Before you submit, make sure your submission:

  • Has a thesis and offers a clear argument—not just a list of tips and tricks.
  • Has a voice. Be bold, interesting, and human.
  • Is written for an audience of football manager enthusiasts with a focus on tactics or strategy.
  • Is supported with convincing arguments, not just opinions. Fact-check, and cite sources where appropriate.

What Strikerless publishes

Strikerless publishes articles of anywhere between 600–2,500 words, depending on subject complexity. 1,500 words is about average. Articles may be casual in tone and content—great for less-intensive tutorials and posts—or rigorously structured and edited. All should be well-considered explorations of current and cutting-edge topics in the web industry.

How to submit (and what happens next)

Email me your submission. I prefer submissions as Google documents so that I can easily provide feedback and guidance directly within your draft. You may also send us a plaintext file. (Please do not send a ZIP file of assets unless requested by an editor.)

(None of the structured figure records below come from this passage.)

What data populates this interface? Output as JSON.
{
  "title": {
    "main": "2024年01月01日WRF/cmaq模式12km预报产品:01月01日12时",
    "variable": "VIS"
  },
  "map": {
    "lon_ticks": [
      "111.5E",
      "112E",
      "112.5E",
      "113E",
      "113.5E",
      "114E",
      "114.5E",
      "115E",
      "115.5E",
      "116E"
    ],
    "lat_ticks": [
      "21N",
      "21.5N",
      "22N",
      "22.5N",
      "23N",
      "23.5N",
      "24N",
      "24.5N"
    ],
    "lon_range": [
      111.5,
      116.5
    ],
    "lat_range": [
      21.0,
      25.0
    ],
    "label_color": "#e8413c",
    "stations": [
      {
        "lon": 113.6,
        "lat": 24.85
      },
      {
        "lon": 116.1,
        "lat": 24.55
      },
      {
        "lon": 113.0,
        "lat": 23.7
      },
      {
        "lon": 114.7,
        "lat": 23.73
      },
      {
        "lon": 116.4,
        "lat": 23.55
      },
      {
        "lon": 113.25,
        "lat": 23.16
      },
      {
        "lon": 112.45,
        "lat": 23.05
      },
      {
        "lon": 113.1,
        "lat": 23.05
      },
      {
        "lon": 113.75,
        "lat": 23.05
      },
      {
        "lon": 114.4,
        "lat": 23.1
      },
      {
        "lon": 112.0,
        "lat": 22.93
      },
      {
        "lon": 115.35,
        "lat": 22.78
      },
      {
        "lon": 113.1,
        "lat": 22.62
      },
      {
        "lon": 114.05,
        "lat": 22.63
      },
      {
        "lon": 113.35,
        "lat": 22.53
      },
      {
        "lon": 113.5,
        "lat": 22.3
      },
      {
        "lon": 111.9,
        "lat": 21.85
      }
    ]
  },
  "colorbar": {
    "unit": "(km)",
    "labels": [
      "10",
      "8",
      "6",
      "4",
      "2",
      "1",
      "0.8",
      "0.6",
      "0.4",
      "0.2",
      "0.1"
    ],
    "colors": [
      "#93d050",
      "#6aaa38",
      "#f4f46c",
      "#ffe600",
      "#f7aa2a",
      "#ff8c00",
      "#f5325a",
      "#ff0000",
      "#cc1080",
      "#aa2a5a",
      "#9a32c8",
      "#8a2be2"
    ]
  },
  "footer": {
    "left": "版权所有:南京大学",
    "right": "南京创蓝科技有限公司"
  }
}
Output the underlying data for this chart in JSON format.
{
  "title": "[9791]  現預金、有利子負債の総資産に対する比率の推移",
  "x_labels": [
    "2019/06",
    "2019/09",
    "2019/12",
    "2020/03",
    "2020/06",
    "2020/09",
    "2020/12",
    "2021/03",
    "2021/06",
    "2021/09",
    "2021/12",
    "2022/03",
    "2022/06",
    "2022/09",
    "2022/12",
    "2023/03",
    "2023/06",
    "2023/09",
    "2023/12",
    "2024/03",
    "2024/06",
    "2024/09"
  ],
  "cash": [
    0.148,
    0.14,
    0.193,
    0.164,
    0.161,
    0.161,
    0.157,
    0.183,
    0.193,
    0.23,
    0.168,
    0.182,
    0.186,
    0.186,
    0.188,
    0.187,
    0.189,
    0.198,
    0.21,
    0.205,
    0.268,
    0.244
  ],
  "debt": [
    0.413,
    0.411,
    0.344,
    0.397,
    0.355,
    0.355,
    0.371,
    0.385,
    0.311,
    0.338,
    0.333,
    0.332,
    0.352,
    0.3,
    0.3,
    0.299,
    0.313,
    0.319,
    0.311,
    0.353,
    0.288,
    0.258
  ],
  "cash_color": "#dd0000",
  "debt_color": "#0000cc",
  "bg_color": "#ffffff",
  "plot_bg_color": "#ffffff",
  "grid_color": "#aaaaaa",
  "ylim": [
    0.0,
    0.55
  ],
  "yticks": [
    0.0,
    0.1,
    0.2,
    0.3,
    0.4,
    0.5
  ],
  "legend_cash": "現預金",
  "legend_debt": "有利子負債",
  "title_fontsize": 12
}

Here’s what happens after you hit Send:

  • I will review your submission and determine whether it’s a potential fit. This happens once a week.
  • I will get back to you with notes. (I rarely accept an article the first time around, but I’ll tell you if I’m interested.)
  • Once you’ve addressed the comments, send your revised draft back. I will review it again and let you know if I want to accept it.
  • If I accept your article, I will work closely with you on things like organization, argumentation, and style.